Richard Dawkins has made a career out of condescension. For decades, he has belittled those who believe in something beyond the material world, ridiculing religious faith as though it were a disease rather than a fundamental part of human existence.
Now, in a rather stunning display of hypocrisy, he has turned his venom toward Donald Trump, condemning him for his stance on Ukraine. In a recent post on X, Dawkins sneered, “Among the least likeable of human beings are bullies, and those who toady to them. Trump—Putin’s Poodle—manages to combine both: his arrogant bullying of Zelensky, in the service of his barfworthy toadying to the Russian bully.”
This from a man who has spent his life doing exactly what he now decries—bullying and browbeating anyone who refuses to conform to his worldview.
Dawkins doesn’t debate; he derides. He doesn’t challenge beliefs; he mocks those who hold them. He revels in the destruction of faith. His arrogance is not the confidence of a man in pursuit of knowledge, but the smugness of one who assumes he has already found it. Anyone who disagrees is beneath him. And now, he turns that same contempt toward foreign policy, pretending to grasp the nuances of international conflict with the same blind certainty he applies to metaphysics.
Dawkins’s entire brand is built on ridiculing belief. His God Delusion was a gleeful demolition job, a book written not to understand but to undermine. His 2012 tweet, “Mock them, ridicule them in public,” was a call to arms against the religious, an open endorsement of public shaming as a strategy. His obsession with stamping out faith has led him to compare raising a child in a religious household to child abuse, to dismiss scientists who hold religious beliefs as frauds, and to declare entire cultures intellectually inferior for embracing belief. That is bullying in its purest form. Yet here he is, recoiling in horror at the thought of Trump “bullying” Zelensky.
And what does Dawkins know about the war in Ukraine? Not much, I suggest, beyond the mainstream media soundbites he so uncritically regurgitates. Like so many smug, self-satisfied intellectuals, he assumes the issue is black and white—Russia is the aggressor, Ukraine is the righteous underdog, and anyone who questions the West’s unlimited support is a Putin shill.
But has Dawkins ever examined the reality of Ukraine’s government? Has he considered that Zelensky, the man he fawns over, has banned opposition parties, shut down media outlets, and overseen a country riddled with corruption? That his government has jailed critics, attacked the Orthodox Church, and implemented laws that would make even the most authoritarian leaders blush? Does Dawkins know that Ukraine was considered one of the most corrupt nations in Europe long before this war? Of course not. Because to know these things would require research, curiosity, and—most dangerously for a man like Dawkins—the humility to admit that he might not know everything. To be clear, I am not here to defend Vladimir Putin, a dictator who is no ally of the West. Instead, I am here to highlight some inconvenient truths that Dawkins may prefer to ignore.

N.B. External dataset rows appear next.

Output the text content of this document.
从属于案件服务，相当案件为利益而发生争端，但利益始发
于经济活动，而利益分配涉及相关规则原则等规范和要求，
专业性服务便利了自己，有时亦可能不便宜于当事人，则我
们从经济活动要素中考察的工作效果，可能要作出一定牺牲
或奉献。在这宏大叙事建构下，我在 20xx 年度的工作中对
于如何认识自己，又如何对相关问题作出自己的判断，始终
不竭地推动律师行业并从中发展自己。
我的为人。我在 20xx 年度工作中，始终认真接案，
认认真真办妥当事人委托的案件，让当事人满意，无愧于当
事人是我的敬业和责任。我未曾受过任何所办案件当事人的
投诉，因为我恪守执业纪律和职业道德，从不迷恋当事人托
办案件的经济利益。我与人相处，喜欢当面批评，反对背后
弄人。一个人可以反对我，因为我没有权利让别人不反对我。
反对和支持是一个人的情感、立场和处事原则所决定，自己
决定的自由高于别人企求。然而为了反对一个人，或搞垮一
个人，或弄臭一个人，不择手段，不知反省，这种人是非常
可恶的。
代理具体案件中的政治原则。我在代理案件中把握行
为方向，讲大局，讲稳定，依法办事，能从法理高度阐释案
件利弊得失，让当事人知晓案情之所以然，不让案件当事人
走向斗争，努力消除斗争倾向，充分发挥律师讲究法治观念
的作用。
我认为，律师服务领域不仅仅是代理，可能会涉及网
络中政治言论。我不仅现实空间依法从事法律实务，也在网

The New Atheism that Dawkins spearheaded promised an age of reason, a world where faith would fade under the harsh light of science and logic. Instead, it crumbled under the weight of its own arrogance. The movement didn’t just challenge religion; it mocked those who adhered to it, alienating the very people it claimed to “enlighten.” Dawkins and his allies—Christopher Hitchens, Sam Harris, and Daniel Dennett—were not satisfied with merely debating believers. They regarded them as intellectually inferior, as if faith were not the result of deep philosophical and existential inquiry but a clear indication of ignorance.
More than any of them, Dawkins embraced this air of superiority. His debate performances were filled with self-congratulation disguised as reasoned discussion. Whether it was his condescending tone toward Cardinal George Pell in 2012 or his outright dismissal of John Lennox in the 2007 documentary The God Delusion Debate, Dawkins showed more interest in showcasing his own disdain than in engaging with ideas—always equipped with a smirk, an eye-roll, and the unshakeable confidence of a man who thought he had nothing left to learn. He never grasped that condescension is a losing strategy. It may work in a lecture hall, where students fear the professor’s disapproval. But it fails in the real world, where people do not respond well to being told they are idiots.
This brings us back to his recent tweet. As I show in this Sky News column, Trump gets a lot right about Ukraine. At the very least, he acknowledges that war is not a simplistic morality play, that supporting Ukraine comes at a cost, and that the United States cannot bankroll Zelensky’s government indefinitely. Dawkins, on the other hand, regurgitates the most predictable, reductionist narrative—one in which questioning endless funding for a notoriously corrupt regime is tantamount to groveling before Putin. That is not the stance of a critical thinker. That is the stance of a man utterly convinced of his own righteousness, someone who mistakes his gut reactions for absolute truth.
Despite his brilliance in biology, Dawkins’s intellectual arrogance blinds him to the reality that the world is not as neatly structured as his theories suggest. The Ukraine war is not a debate stage where he can dismantle an inexperienced debater with a well-timed quip. It is a brutal, grinding conflict with catastrophic consequences.